Certainly, a return to normal would be welcome in some areas. Joe Biden is unlikely to tweet threats at other world leaders, and his administration’s policies are likely to be more coherent and better communicated. Even a return to the status quo would be better than the Trump administration in a variety of areas, from global pandemic cooperation to Iran policy. But simply returning to the status quo in U.S. foreign policy is also a waste of the opportunities offered by the end of the Trump era. Trump smashed through some of the norms that bound prior presidents; negotiating with North Korea without preconditions, for example. And he worsened or brought to light many of the existing problems with America’s foreign policy. His aggressive use of sanctions dramatically increased awareness of the long-running problem of sanctions overuse, for example. His choice to lay waste to the State Department sparked a discussion about the unbalanced nature of U.S. foreign policy funding in recent years, and the way it emphasizes military spending over funding for diplomacy, aid, or other tools of foreign policy.

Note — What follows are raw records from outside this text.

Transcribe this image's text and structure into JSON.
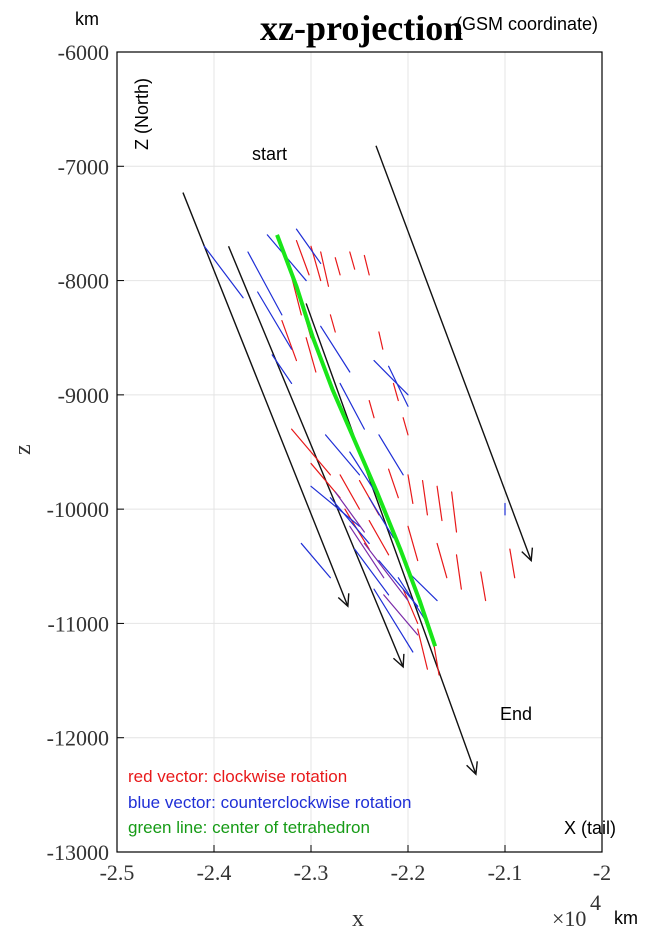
{
  "chart_data": {
    "type": "line",
    "title": "xz-projection",
    "title_note": "(GSM coordinate)",
    "xlabel": "x",
    "ylabel": "z",
    "x_unit": "km",
    "y_unit": "km",
    "x_multiplier": "×10",
    "x_multiplier_exp": "4",
    "xlim": [
      -2.5,
      -2.0
    ],
    "ylim": [
      -13000,
      -6000
    ],
    "xticks": [
      "-2.5",
      "-2.4",
      "-2.3",
      "-2.2",
      "-2.1",
      "-2"
    ],
    "xtick_values": [
      -2.5,
      -2.4,
      -2.3,
      -2.2,
      -2.1,
      -2.0
    ],
    "yticks": [
      "-6000",
      "-7000",
      "-8000",
      "-9000",
      "-10000",
      "-11000",
      "-12000",
      "-13000"
    ],
    "ytick_values": [
      -6000,
      -7000,
      -8000,
      -9000,
      -10000,
      -11000,
      -12000,
      -13000
    ],
    "grid": true,
    "annotations": {
      "z_north": "Z (North)",
      "start": "start",
      "end": "End",
      "x_tail": "X (tail)"
    },
    "legend": [
      {
        "label": "red vector: clockwise rotation",
        "color": "#e8191a"
      },
      {
        "label": "blue vector: counterclockwise rotation",
        "color": "#1f2fd6"
      },
      {
        "label": "green line: center of tetrahedron",
        "color": "#169b16"
      }
    ],
    "colors": {
      "red": "#e8191a",
      "blue": "#1f2fd6",
      "purple": "#7a2aa8",
      "green": "#19e619",
      "black": "#111111",
      "grid": "#e4e4e4"
    },
    "trajectories": [
      {
        "x": [
          -2.432,
          -2.262
        ],
        "z": [
          -7230,
          -10850
        ]
      },
      {
        "x": [
          -2.385,
          -2.205
        ],
        "z": [
          -7700,
          -11380
        ]
      },
      {
        "x": [
          -2.305,
          -2.13
        ],
        "z": [
          -8200,
          -12320
        ]
      },
      {
        "x": [
          -2.233,
          -2.073
        ],
        "z": [
          -6820,
          -10450
        ]
      }
    ],
    "center_line": {
      "x": [
        -2.335,
        -2.315,
        -2.298,
        -2.278,
        -2.255,
        -2.232,
        -2.208,
        -2.188,
        -2.172
      ],
      "z": [
        -7600,
        -8050,
        -8500,
        -8950,
        -9400,
        -9850,
        -10350,
        -10800,
        -11200
      ]
    },
    "red_vectors": [
      {
        "x": [
          -2.315,
          -2.302
        ],
        "z": [
          -7650,
          -7950
        ]
      },
      {
        "x": [
          -2.3,
          -2.29
        ],
        "z": [
          -7700,
          -8000
        ]
      },
      {
        "x": [
          -2.29,
          -2.282
        ],
        "z": [
          -7750,
          -8050
        ]
      },
      {
        "x": [
          -2.275,
          -2.27
        ],
        "z": [
          -7800,
          -7950
        ]
      },
      {
        "x": [
          -2.26,
          -2.255
        ],
        "z": [
          -7750,
          -7900
        ]
      },
      {
        "x": [
          -2.245,
          -2.24
        ],
        "z": [
          -7780,
          -7950
        ]
      },
      {
        "x": [
          -2.322,
          -2.31
        ],
        "z": [
          -7900,
          -8300
        ]
      },
      {
        "x": [
          -2.31,
          -2.3
        ],
        "z": [
          -8200,
          -8500
        ]
      },
      {
        "x": [
          -2.33,
          -2.315
        ],
        "z": [
          -8350,
          -8700
        ]
      },
      {
        "x": [
          -2.305,
          -2.295
        ],
        "z": [
          -8500,
          -8800
        ]
      },
      {
        "x": [
          -2.28,
          -2.275
        ],
        "z": [
          -8300,
          -8450
        ]
      },
      {
        "x": [
          -2.23,
          -2.226
        ],
        "z": [
          -8450,
          -8600
        ]
      },
      {
        "x": [
          -2.215,
          -2.21
        ],
        "z": [
          -8900,
          -9050
        ]
      },
      {
        "x": [
          -2.24,
          -2.235
        ],
        "z": [
          -9050,
          -9200
        ]
      },
      {
        "x": [
          -2.205,
          -2.2
        ],
        "z": [
          -9200,
          -9350
        ]
      },
      {
        "x": [
          -2.32,
          -2.28
        ],
        "z": [
          -9300,
          -9700
        ]
      },
      {
        "x": [
          -2.3,
          -2.27
        ],
        "z": [
          -9600,
          -9900
        ]
      },
      {
        "x": [
          -2.27,
          -2.25
        ],
        "z": [
          -9700,
          -10000
        ]
      },
      {
        "x": [
          -2.25,
          -2.23
        ],
        "z": [
          -9750,
          -10050
        ]
      },
      {
        "x": [
          -2.22,
          -2.21
        ],
        "z": [
          -9650,
          -9900
        ]
      },
      {
        "x": [
          -2.2,
          -2.195
        ],
        "z": [
          -9700,
          -9950
        ]
      },
      {
        "x": [
          -2.185,
          -2.18
        ],
        "z": [
          -9750,
          -10050
        ]
      },
      {
        "x": [
          -2.17,
          -2.165
        ],
        "z": [
          -9800,
          -10100
        ]
      },
      {
        "x": [
          -2.155,
          -2.15
        ],
        "z": [
          -9850,
          -10200
        ]
      },
      {
        "x": [
          -2.265,
          -2.24
        ],
        "z": [
          -10000,
          -10350
        ]
      },
      {
        "x": [
          -2.24,
          -2.22
        ],
        "z": [
          -10100,
          -10400
        ]
      },
      {
        "x": [
          -2.2,
          -2.19
        ],
        "z": [
          -10150,
          -10450
        ]
      },
      {
        "x": [
          -2.17,
          -2.16
        ],
        "z": [
          -10300,
          -10600
        ]
      },
      {
        "x": [
          -2.15,
          -2.145
        ],
        "z": [
          -10400,
          -10700
        ]
      },
      {
        "x": [
          -2.125,
          -2.12
        ],
        "z": [
          -10550,
          -10800
        ]
      },
      {
        "x": [
          -2.095,
          -2.09
        ],
        "z": [
          -10350,
          -10600
        ]
      },
      {
        "x": [
          -2.205,
          -2.19
        ],
        "z": [
          -10700,
          -11000
        ]
      },
      {
        "x": [
          -2.19,
          -2.18
        ],
        "z": [
          -11050,
          -11400
        ]
      },
      {
        "x": [
          -2.175,
          -2.168
        ],
        "z": [
          -11100,
          -11450
        ]
      }
    ],
    "blue_vectors": [
      {
        "x": [
          -2.41,
          -2.37
        ],
        "z": [
          -7700,
          -8150
        ]
      },
      {
        "x": [
          -2.365,
          -2.33
        ],
        "z": [
          -7750,
          -8300
        ]
      },
      {
        "x": [
          -2.345,
          -2.305
        ],
        "z": [
          -7600,
          -8000
        ]
      },
      {
        "x": [
          -2.315,
          -2.29
        ],
        "z": [
          -7550,
          -7850
        ]
      },
      {
        "x": [
          -2.355,
          -2.32
        ],
        "z": [
          -8100,
          -8600
        ]
      },
      {
        "x": [
          -2.34,
          -2.32
        ],
        "z": [
          -8650,
          -8900
        ]
      },
      {
        "x": [
          -2.29,
          -2.26
        ],
        "z": [
          -8400,
          -8800
        ]
      },
      {
        "x": [
          -2.235,
          -2.2
        ],
        "z": [
          -8700,
          -9000
        ]
      },
      {
        "x": [
          -2.22,
          -2.2
        ],
        "z": [
          -8750,
          -9100
        ]
      },
      {
        "x": [
          -2.27,
          -2.245
        ],
        "z": [
          -8900,
          -9300
        ]
      },
      {
        "x": [
          -2.285,
          -2.25
        ],
        "z": [
          -9350,
          -9700
        ]
      },
      {
        "x": [
          -2.26,
          -2.23
        ],
        "z": [
          -9500,
          -9900
        ]
      },
      {
        "x": [
          -2.23,
          -2.205
        ],
        "z": [
          -9350,
          -9700
        ]
      },
      {
        "x": [
          -2.3,
          -2.25
        ],
        "z": [
          -9800,
          -10150
        ]
      },
      {
        "x": [
          -2.28,
          -2.24
        ],
        "z": [
          -9900,
          -10300
        ]
      },
      {
        "x": [
          -2.24,
          -2.215
        ],
        "z": [
          -9900,
          -10250
        ]
      },
      {
        "x": [
          -2.31,
          -2.28
        ],
        "z": [
          -10300,
          -10600
        ]
      },
      {
        "x": [
          -2.255,
          -2.22
        ],
        "z": [
          -10350,
          -10750
        ]
      },
      {
        "x": [
          -2.23,
          -2.19
        ],
        "z": [
          -10450,
          -10850
        ]
      },
      {
        "x": [
          -2.21,
          -2.18
        ],
        "z": [
          -10600,
          -11000
        ]
      },
      {
        "x": [
          -2.235,
          -2.195
        ],
        "z": [
          -10700,
          -11250
        ]
      },
      {
        "x": [
          -2.2,
          -2.17
        ],
        "z": [
          -10550,
          -10800
        ]
      },
      {
        "x": [
          -2.1,
          -2.1
        ],
        "z": [
          -9950,
          -10050
        ]
      }
    ],
    "purple_vectors": [
      {
        "x": [
          -2.275,
          -2.245
        ],
        "z": [
          -9850,
          -10200
        ]
      },
      {
        "x": [
          -2.26,
          -2.225
        ],
        "z": [
          -10150,
          -10600
        ]
      },
      {
        "x": [
          -2.245,
          -2.2
        ],
        "z": [
          -10300,
          -10800
        ]
      },
      {
        "x": [
          -2.225,
          -2.19
        ],
        "z": [
          -10750,
          -11100
        ]
      }
    ]
  }
}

If Biden takes us backwards—to the pre-Trump era—rather than forwards to a new consensus, he will squander the opportunity to fix these problems. Take allied burden-sharing, for example. It has been a problem for decades, but it took Trump’s brash public denunciations to finally make it a public issue. If Biden simply returns to the status quo of politely asked for increases in spending, it is unlikely to improve. Instead, he should maintain pressure on allies to contribute more to our common defense. Or consider the war in Afghanistan. Trump has been clear that he wants to end the conflict, going so far as to start negotiations with the Taliban. Though it has been a bit of a shambles, it would be a mistake for the Biden administration to abandon the peace talks or to delay that drawdown. Negotiations with North Korea? Biden has suggested that he would refuse to meet with Kim Jong-un, and suggested a harder line on North Korea. Yet continuing the Trump approach of talking to North Korea—particularly with a more competent foreign policy staff—offers the possibility of finding a workable deal to block further nuclear and missile development.
Let’s be clear: Donald Trump was not a good president. But he has created a window of opportunity for reform in U.S. foreign policy. Biden would be wise to seize that opportunity, taking us forward into a new era of foreign policy, rather than backwards to the pre-Trump era. If he grasps it, Biden may well be able to place American foreign policy on a steadier and more sustainable footing as we head into the 2020s.
Emma Ashford is a Resident Senior Fellow with the New American Engagement Initiative in the Scowcroft Center for Strategy and Security.